In the West, China the villain is a narrative few dare to challenge

  • Vitriol aimed at contrarians who point to lack of evidence for Xinjiang genocide claims reflects how much Biden’s approach to China resembles predecessor’s
  • It is at such times of rabid nationalism that free speech and dispassionate research are needed

Something strange has happened to public discourse in the West, perhaps magnified by the dislocation and despair of the pandemic. People are not just covering their mouths with masks to avoid viral harm; they are covering their mouths so as not to say things that challenge the master narrative of the moment.

The free media is itself complicit in the silencing and outright ridicule of views that don’t comport with the flavour-of-the-month trends coming out of the corridors of power.

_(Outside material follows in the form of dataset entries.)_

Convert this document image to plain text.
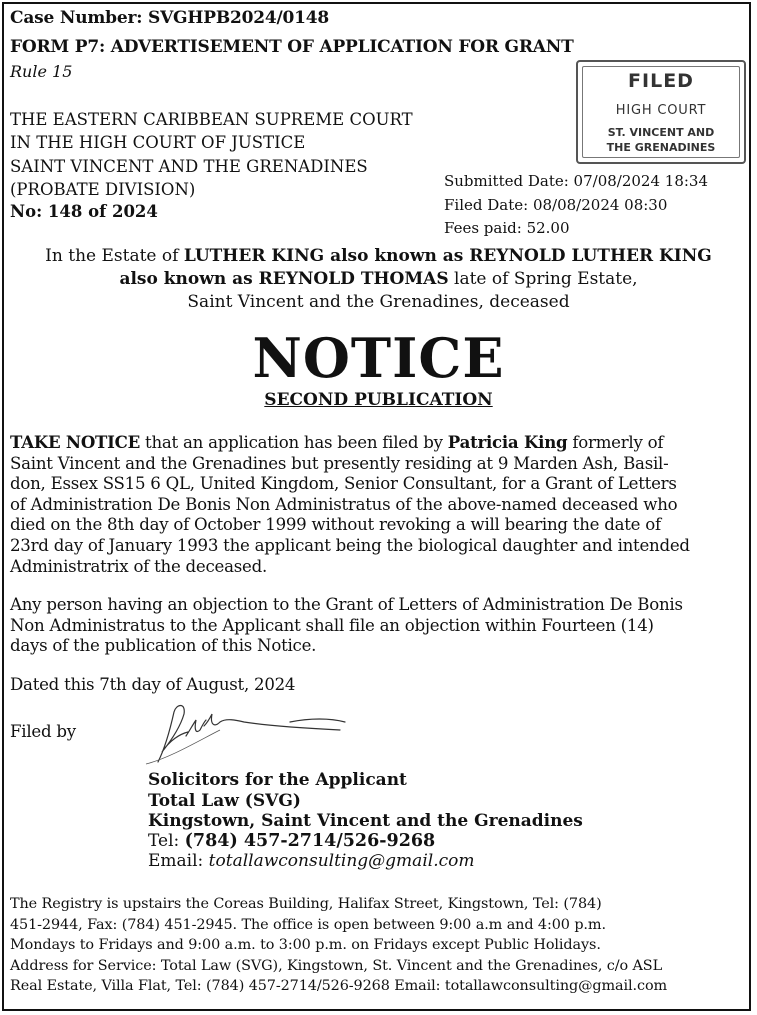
Case Number: SVGHPB2024/0148
FORM P7: ADVERTISEMENT OF APPLICATION FOR GRANT
Rule 15
THE EASTERN CARIBBEAN SUPREME COURT
IN THE HIGH COURT OF JUSTICE
SAINT VINCENT AND THE GRENADINES
(PROBATE DIVISION)
No: 148 of 2024
FILED
HIGH COURT
ST. VINCENT AND
THE GRENADINES
Submitted Date: 07/08/2024 18:34
Filed Date: 08/08/2024 08:30
Fees paid: 52.00
In the Estate of LUTHER KING also known as REYNOLD LUTHER KING
also known as REYNOLD THOMAS late of Spring Estate,
Saint Vincent and the Grenadines, deceased
NOTICE
SECOND PUBLICATION
TAKE NOTICE that an application has been filed by Patricia King formerly of
Saint Vincent and the Grenadines but presently residing at 9 Marden Ash, Basil-
don, Essex SS15 6 QL, United Kingdom, Senior Consultant, for a Grant of Letters
of Administration De Bonis Non Administratus of the above-named deceased who
died on the 8th day of October 1999 without revoking a will bearing the date of
23rd day of January 1993 the applicant being the biological daughter and intended
Administratrix of the deceased.
Any person having an objection to the Grant of Letters of Administration De Bonis
Non Administratus to the Applicant shall file an objection within Fourteen (14)
days of the publication of this Notice.
Dated this 7th day of August, 2024
Filed by
Solicitors for the Applicant
Total Law (SVG)
Kingstown, Saint Vincent and the Grenadines
Tel: (784) 457-2714/526-9268
Email: totallawconsulting@gmail.com
The Registry is upstairs the Coreas Building, Halifax Street, Kingstown, Tel: (784)
451-2944, Fax: (784) 451-2945. The office is open between 9:00 a.m and 4:00 p.m.
Mondays to Fridays and 9:00 a.m. to 3:00 p.m. on Fridays except Public Holidays.
Address for Service: Total Law (SVG), Kingstown, St. Vincent and the Grenadines, c/o ASL
Real Estate, Villa Flat, Tel: (784) 457-2714/526-9268 Email: totallawconsulting@gmail.com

Take Xinjiang, for example. The dominant narrative at the moment is that China is committing genocide in Xinjiang. This is an extremely serious charge – one that harks back to the Holocaust. But is it true?

Is it not worth considering the possibility that the freighted term “genocide” is being bandied about to inflict maximum pain on China, rather than to reflect an honest assessment of the situation on the ground?

“UK parliament declares genocide in China’s Xinjiang” screams a recent Reuters headline. To cavalierly and carelessly invoke the never-forget tragedy of European Jewry in World War II is an egregious insult to real historic victims of genocide.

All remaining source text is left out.